Cuando no quedaba nada

Cuando no quedaba nada se desató los cordones y echó a correr. Y consiguió su objetivo. Tropezó y calló. Porque quería estar en el suelo, y encontrar una correspondencia física a ese dolor emocional que sentía. No quedaba nada, se le había ido todo. La cordura, los sueños y la ilusión. Y la fuerza para seguir adelante. No pensaba en nada más que no hubiese más ahí.
Quería empujar el piano y dejarlo volar por la ventana. Jugar a ser equilibrista para caer en el abismo y así acabar con todo. Y así que en la nada hubiese nada.
Cuando miró su bolsillo, sólo encontró dos reproches. Y un botón. Y la factura de un taxi. Se arrancó los recuerdos y con los hilos se tejió la sangre. De su muñeca. Se derramaba...
Una lágrima azul mojó su ombligo, se coló entre dos montañas y llegó al centro de su gravedad para despertar el desequilibrio.
Sentía la vergüenza. Sentía la derrota. Sentía su teléfono vibrando en el coxis y el efecto de los polvos de hada en la cabeza. Retumbando.
Retumbaría por años y ella no lo sabía.
Las sombras de las cortinas, el olor de una mañana putrefacta. La vida en sus entrañas, vida que había que matar con un 98 por ciento de efectividad.
31 versos de Boudelaire.
1020 y pico mañanas de azul marino.
12 frustraciones diferentes.
Todas sumadas. Todas multiplicadas.
Todas resumidas en nada, ahí no quedaba nada.

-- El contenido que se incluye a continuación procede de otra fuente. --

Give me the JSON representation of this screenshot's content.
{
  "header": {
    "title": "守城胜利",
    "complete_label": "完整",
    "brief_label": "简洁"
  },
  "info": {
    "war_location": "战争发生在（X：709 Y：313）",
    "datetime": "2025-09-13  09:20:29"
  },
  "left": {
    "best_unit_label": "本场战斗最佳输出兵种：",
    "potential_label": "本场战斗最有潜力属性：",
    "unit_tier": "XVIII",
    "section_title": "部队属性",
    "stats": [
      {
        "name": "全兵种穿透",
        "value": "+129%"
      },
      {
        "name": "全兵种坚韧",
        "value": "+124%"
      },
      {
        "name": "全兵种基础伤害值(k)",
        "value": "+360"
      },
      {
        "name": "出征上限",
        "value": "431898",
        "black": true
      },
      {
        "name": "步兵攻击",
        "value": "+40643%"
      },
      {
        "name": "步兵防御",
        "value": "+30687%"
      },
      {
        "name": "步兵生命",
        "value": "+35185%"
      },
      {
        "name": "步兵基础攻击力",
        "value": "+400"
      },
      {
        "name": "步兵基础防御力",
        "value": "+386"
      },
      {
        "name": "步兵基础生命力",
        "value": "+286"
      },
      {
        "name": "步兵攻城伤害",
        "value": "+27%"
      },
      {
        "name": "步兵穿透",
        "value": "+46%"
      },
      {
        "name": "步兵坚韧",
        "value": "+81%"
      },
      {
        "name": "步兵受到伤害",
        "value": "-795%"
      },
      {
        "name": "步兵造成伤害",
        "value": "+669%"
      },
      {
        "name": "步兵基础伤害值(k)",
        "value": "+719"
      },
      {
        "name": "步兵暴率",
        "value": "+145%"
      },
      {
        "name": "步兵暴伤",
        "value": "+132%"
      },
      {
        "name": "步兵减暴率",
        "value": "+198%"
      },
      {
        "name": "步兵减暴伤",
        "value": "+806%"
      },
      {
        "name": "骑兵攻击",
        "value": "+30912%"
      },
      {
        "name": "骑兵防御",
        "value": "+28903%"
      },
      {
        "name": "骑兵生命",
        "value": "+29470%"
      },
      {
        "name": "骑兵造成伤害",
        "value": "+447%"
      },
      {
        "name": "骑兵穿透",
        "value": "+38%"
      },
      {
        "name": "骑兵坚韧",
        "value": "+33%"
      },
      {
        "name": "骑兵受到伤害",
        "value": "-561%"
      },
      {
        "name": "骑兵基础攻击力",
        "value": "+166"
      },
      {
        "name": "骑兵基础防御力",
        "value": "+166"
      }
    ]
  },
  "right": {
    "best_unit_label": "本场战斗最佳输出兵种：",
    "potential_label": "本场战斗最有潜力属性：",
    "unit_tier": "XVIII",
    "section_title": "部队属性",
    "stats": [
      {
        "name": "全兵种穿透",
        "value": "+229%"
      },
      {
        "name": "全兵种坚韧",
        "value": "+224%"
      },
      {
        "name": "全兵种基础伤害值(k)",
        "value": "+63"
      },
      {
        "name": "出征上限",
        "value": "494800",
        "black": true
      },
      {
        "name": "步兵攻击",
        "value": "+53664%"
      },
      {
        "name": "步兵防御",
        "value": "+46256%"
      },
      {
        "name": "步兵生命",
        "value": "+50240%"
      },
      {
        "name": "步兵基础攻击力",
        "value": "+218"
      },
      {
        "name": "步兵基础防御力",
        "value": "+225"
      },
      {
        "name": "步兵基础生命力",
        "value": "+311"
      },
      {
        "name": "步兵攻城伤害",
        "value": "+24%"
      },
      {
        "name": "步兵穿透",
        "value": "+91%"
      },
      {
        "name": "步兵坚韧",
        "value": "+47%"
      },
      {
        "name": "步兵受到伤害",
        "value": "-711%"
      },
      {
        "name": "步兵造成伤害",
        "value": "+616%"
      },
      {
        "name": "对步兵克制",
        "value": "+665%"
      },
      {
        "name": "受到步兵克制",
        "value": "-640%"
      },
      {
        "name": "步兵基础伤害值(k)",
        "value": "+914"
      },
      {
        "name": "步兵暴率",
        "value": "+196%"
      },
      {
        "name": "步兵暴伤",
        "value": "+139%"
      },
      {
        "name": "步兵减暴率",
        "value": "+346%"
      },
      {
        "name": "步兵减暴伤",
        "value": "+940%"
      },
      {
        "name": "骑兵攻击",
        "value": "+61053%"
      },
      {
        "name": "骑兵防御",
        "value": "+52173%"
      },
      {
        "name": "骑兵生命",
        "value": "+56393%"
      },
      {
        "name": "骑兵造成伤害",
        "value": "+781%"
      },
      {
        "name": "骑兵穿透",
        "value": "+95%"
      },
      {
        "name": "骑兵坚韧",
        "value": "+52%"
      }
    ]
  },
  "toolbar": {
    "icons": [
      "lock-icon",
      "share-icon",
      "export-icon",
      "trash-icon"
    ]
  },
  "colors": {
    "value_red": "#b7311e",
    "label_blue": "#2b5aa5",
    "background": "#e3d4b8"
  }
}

Sólo cuatro colillas aplastadas y un punto com de CO2. De vaho de las ventanas. De no sabes si es diciembre o es enero. De no sabes si es de hace un año o de dentro de cuatro.
Porque todo lo que entra sale, pero hay dolores que siempre quedan dentro, llenando todo de nada.
Y es que la tortilla tiene dos caras: una sonríe y otra te saca el de enmedio. Y así es cariño sólo podemos ver una parte, pero nos tenemos que comer las dos.
Ojalá hubiese sabido yo de huevos y de dignidad.
Ya no queda nada. Y menos puede quedar.